Random chance, normal distributions, etc do not apply to everything. It would be incorrect to show up to a football match and say "the odds of these 22 random humans playing football right now, while thousands of spectators happen to be here, are astronomically small!" Likewise, it is not like there is some random probability inherent in each passenger that they will spontaneously hijack the plane on grounds of revenge for decades of US meddling in Muslim countries... an organized attack would make it a completely non-random event.

[-] happybadger@hexbear.net 8 points 1 year ago

The odds of a football game occurring are tied to the external conditions of a schedule. The odds of a plane crash occurring are tied to the external conditions of mechanics, atmosphere, and pilot error. If any of those three fail then it happens as surely as a scheduled football match. An organised attack would mean all plane crashes can potentially be attributed to that but we have clear documentation that they are caused by plenty of other things. You just ignore those potential causes in favour of the one that makes the most dramatic story.

That's what Camus called "philosophical suicide" because you're taking a leap of faith into the explanation which provides the most potential meaning to a chaotic system that lacks it. It's human nature to do so.

[-] GarbageShoot@hexbear.net 3 points 1 year ago

That's what Camus called "philosophical suicide" because you're taking a leap of faith into the explanation which provides the most potential meaning to a chaotic system that lacks it. It's human nature to do so.

This is one of the worse bits I've seen you do and it's still pretty solid.

[-] happybadger@hexbear.net 2 points 1 year ago

Still a work in progress. I have this beautiful vision of a Guy more infuriating than the confident flat earther.

[-] GarbageShoot@hexbear.net 7 points 1 year ago

I think the references like what I quoted elevate it so it feels less like just talking in circles. Depending on what you're going for, another (similar) technique is distracting yourself with overly-specific anecdotes that you were obviously fed by a conspiracy community or whatever media outlet would be most appropriate.

[-] happybadger@hexbear.net 2 points 1 year ago

Trying to find new ways of framing it is the challenge. I like the anecdote strategy with the $100 bill and doubling down on nonsensical ways of proving random chance exists, but I need to somehow translate that into a conspiracy theory that disproves every other conspiracy theory and conspiracism in general. Rational gibberish while gaslighting them and pointing out all of the fallacies behind whatever they believe. It's a hard Guy to get right but I want to be able to do it completely deadpan any time people start talking about conspiracies or 9/11.

[-] GarbageShoot@hexbear.net 2 points 1 year ago* (last edited 1 year ago)

It just occurred to me that you could fill out the character by characterizing other events as freak accidents.

"This country was founded on that kind of slander, or do you believe the Boston Massacre wasn't caused by a rifle malfunction?"
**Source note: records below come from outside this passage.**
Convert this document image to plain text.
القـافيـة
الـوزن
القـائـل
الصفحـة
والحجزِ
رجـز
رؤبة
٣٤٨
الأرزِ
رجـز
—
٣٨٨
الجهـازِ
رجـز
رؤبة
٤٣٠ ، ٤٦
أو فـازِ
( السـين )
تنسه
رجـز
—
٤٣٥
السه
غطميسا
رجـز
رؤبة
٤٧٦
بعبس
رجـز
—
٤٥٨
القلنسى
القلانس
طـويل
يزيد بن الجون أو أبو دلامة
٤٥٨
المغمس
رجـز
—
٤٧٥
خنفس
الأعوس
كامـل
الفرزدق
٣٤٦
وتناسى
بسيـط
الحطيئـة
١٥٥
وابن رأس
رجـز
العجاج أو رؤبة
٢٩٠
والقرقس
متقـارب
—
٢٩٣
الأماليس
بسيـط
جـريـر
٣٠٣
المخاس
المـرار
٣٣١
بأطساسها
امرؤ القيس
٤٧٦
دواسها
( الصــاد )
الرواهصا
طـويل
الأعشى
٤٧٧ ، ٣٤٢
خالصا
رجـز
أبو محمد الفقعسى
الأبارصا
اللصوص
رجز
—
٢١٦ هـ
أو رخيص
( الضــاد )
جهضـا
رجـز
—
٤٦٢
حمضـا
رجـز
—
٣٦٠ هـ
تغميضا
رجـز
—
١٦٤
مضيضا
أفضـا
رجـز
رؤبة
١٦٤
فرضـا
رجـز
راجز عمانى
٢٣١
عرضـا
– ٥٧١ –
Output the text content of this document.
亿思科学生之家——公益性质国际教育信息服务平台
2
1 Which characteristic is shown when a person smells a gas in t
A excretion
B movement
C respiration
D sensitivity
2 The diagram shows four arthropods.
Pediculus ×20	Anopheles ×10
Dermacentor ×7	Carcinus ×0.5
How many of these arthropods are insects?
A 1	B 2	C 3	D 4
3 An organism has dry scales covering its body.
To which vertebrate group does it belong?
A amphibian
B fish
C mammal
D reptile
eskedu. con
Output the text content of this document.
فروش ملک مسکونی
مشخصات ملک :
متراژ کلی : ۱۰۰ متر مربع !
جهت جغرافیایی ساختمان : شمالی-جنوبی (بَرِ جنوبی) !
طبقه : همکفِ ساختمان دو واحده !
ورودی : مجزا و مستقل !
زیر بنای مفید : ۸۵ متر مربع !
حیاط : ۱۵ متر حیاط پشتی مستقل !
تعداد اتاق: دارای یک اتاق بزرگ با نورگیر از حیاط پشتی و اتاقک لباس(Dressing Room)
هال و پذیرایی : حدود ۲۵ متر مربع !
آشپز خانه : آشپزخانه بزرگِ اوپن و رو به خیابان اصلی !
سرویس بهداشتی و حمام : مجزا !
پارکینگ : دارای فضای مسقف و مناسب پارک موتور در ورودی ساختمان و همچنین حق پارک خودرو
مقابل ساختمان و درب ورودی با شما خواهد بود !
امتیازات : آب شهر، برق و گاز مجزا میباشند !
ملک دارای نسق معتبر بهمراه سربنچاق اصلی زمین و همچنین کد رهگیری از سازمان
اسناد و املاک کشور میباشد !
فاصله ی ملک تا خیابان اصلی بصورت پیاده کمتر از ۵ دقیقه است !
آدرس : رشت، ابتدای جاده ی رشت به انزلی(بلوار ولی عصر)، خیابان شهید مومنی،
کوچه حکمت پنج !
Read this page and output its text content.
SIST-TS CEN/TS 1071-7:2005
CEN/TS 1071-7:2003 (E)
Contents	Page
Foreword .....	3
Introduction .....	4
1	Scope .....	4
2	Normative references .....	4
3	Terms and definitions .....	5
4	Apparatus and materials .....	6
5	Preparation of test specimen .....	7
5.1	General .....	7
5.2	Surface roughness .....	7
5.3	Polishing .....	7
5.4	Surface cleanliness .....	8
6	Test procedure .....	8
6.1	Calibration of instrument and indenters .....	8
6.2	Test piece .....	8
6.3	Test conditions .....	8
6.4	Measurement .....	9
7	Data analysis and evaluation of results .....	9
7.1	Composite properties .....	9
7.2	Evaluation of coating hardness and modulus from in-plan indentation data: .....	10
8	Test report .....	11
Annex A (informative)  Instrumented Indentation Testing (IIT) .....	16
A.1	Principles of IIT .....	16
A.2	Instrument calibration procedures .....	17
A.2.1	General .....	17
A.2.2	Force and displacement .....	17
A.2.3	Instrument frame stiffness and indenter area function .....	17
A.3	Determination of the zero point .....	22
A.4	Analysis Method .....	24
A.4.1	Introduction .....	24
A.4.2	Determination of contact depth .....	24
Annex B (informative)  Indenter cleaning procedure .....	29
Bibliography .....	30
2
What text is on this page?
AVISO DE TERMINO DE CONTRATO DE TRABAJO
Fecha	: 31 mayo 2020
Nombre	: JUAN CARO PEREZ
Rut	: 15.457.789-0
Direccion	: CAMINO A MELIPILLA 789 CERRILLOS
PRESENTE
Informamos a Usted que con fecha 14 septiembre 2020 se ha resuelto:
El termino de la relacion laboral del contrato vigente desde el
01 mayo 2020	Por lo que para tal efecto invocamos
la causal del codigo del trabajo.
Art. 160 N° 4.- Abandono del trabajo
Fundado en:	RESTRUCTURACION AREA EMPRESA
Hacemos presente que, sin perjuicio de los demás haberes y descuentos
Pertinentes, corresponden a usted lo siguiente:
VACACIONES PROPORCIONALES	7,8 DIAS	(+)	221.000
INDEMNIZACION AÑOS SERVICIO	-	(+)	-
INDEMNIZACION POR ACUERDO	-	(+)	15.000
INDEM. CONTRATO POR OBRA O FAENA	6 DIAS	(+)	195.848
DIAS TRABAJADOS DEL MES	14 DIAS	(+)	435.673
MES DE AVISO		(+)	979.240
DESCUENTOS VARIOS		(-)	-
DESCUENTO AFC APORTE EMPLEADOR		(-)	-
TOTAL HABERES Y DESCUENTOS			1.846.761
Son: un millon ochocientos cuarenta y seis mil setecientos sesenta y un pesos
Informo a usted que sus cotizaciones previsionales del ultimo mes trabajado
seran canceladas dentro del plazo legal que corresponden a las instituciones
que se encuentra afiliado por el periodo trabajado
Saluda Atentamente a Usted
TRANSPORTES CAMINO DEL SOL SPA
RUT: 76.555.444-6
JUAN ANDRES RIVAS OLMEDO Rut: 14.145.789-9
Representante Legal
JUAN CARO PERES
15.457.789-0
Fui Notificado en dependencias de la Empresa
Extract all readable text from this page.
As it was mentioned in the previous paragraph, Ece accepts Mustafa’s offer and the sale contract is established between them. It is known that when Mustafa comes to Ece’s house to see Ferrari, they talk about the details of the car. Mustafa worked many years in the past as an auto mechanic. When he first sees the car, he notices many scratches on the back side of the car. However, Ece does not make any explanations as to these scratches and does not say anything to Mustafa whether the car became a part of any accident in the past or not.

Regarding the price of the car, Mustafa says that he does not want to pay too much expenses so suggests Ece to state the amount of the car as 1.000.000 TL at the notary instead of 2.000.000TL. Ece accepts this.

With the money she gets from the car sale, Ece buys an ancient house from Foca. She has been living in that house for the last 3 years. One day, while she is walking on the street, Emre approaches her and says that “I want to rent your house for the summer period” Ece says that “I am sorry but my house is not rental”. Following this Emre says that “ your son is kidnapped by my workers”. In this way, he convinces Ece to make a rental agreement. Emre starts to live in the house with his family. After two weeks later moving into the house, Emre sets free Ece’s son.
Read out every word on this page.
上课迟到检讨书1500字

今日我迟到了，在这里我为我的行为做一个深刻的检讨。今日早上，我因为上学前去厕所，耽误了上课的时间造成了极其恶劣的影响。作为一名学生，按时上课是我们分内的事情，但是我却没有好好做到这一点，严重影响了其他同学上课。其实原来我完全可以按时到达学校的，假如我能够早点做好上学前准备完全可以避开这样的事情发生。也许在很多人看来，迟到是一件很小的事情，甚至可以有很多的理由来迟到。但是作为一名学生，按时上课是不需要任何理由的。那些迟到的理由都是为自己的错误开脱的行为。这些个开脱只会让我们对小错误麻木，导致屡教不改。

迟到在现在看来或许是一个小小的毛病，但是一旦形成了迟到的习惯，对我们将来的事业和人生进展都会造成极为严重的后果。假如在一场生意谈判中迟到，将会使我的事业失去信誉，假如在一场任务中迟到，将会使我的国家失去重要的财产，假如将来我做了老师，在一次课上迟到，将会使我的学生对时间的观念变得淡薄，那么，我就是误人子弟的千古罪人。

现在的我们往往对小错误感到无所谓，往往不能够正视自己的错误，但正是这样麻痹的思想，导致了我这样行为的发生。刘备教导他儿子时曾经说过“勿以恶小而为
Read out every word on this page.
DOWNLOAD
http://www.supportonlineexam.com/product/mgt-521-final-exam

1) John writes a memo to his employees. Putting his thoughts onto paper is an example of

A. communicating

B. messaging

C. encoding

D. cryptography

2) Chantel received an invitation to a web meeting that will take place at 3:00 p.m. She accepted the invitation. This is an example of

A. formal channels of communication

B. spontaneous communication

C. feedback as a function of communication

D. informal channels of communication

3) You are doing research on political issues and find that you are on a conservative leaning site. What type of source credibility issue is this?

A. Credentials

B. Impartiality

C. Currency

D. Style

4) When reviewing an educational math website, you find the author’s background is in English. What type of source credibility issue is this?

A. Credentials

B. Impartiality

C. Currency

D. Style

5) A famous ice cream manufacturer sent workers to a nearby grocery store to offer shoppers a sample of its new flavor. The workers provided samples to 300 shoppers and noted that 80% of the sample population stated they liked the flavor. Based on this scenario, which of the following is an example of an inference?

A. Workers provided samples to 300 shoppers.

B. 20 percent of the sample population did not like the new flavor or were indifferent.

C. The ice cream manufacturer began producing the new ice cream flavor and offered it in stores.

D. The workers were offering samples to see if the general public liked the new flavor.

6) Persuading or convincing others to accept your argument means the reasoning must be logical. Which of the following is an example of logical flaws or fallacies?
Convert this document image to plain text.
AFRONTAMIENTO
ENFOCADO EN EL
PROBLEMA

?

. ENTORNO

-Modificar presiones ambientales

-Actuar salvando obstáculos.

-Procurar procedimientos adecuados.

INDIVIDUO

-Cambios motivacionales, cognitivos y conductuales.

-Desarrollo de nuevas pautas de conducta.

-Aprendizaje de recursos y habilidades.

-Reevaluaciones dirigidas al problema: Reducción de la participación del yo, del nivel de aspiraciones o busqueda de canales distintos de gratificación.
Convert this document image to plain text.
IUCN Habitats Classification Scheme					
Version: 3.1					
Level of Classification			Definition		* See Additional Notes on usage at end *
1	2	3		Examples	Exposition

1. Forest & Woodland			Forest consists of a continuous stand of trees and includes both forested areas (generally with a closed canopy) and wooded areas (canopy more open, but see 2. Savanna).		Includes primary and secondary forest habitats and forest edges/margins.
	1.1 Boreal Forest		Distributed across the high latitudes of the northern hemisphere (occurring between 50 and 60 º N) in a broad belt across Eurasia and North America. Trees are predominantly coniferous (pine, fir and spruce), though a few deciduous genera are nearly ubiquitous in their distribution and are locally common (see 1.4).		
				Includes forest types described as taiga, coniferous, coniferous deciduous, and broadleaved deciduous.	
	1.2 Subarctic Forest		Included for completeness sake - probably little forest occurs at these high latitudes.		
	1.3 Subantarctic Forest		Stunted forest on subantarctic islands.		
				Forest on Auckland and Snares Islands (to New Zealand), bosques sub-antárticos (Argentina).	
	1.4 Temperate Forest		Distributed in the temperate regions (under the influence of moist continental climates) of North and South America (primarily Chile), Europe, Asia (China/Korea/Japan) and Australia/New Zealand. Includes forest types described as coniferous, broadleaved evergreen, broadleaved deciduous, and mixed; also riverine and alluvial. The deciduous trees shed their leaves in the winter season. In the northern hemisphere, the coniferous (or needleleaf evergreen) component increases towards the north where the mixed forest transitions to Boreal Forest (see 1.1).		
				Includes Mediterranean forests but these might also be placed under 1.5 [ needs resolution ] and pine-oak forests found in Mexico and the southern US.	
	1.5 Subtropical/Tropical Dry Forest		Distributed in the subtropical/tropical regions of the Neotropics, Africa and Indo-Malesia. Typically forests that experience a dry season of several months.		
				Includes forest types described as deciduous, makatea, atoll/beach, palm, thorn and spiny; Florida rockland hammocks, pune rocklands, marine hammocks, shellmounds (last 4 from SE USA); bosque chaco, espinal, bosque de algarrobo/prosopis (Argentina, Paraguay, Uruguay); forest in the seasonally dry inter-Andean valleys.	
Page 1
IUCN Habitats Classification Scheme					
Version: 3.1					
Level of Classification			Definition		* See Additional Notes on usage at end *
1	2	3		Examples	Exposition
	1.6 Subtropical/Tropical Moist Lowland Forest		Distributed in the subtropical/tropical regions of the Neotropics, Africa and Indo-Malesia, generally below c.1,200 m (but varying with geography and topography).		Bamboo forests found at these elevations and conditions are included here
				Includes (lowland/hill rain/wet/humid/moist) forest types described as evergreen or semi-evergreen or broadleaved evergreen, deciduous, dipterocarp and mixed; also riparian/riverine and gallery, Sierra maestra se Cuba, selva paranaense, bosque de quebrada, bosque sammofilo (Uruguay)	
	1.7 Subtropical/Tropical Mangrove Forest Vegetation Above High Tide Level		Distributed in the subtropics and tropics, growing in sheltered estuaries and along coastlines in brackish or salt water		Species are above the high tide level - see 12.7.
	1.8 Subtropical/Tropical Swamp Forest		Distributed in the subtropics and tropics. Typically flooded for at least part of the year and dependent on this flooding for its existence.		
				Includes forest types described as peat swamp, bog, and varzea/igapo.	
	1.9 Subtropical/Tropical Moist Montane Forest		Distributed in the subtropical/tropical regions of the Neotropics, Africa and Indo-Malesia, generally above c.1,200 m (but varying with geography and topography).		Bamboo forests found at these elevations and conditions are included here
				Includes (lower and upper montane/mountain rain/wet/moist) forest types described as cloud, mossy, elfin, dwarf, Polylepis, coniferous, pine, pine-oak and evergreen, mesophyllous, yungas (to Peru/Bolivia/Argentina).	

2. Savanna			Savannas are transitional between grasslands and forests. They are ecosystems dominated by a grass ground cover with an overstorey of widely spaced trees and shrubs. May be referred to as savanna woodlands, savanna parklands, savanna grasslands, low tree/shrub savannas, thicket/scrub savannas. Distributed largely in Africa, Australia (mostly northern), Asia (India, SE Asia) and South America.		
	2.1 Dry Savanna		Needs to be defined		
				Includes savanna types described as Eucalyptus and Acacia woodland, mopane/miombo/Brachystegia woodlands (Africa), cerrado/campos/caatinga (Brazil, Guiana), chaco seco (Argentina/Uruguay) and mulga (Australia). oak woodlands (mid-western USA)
Or freak accidents as being fabricated

"Conversely, the dude who shot Archduke Ferdinand had staked out the position but made up his excuse to try and get a lesser murder charge"

[-] happybadger@hexbear.net 2 points 1 year ago

I already do that with JFK's assassination. Yes I believe Oswald was the lone gunman, yes I believe he fired three shots from the 6th floor of the Texas book depository, yes I believe two struck and killed Kennedy. However I think that was a complete freak accident. If I shot 100 times outside of my window I wouldn't hit a presidential motorcade. The odds of one passing by at that exact moment in that exact place are astronomically low. It's a tragic reminder that sometimes shit happens.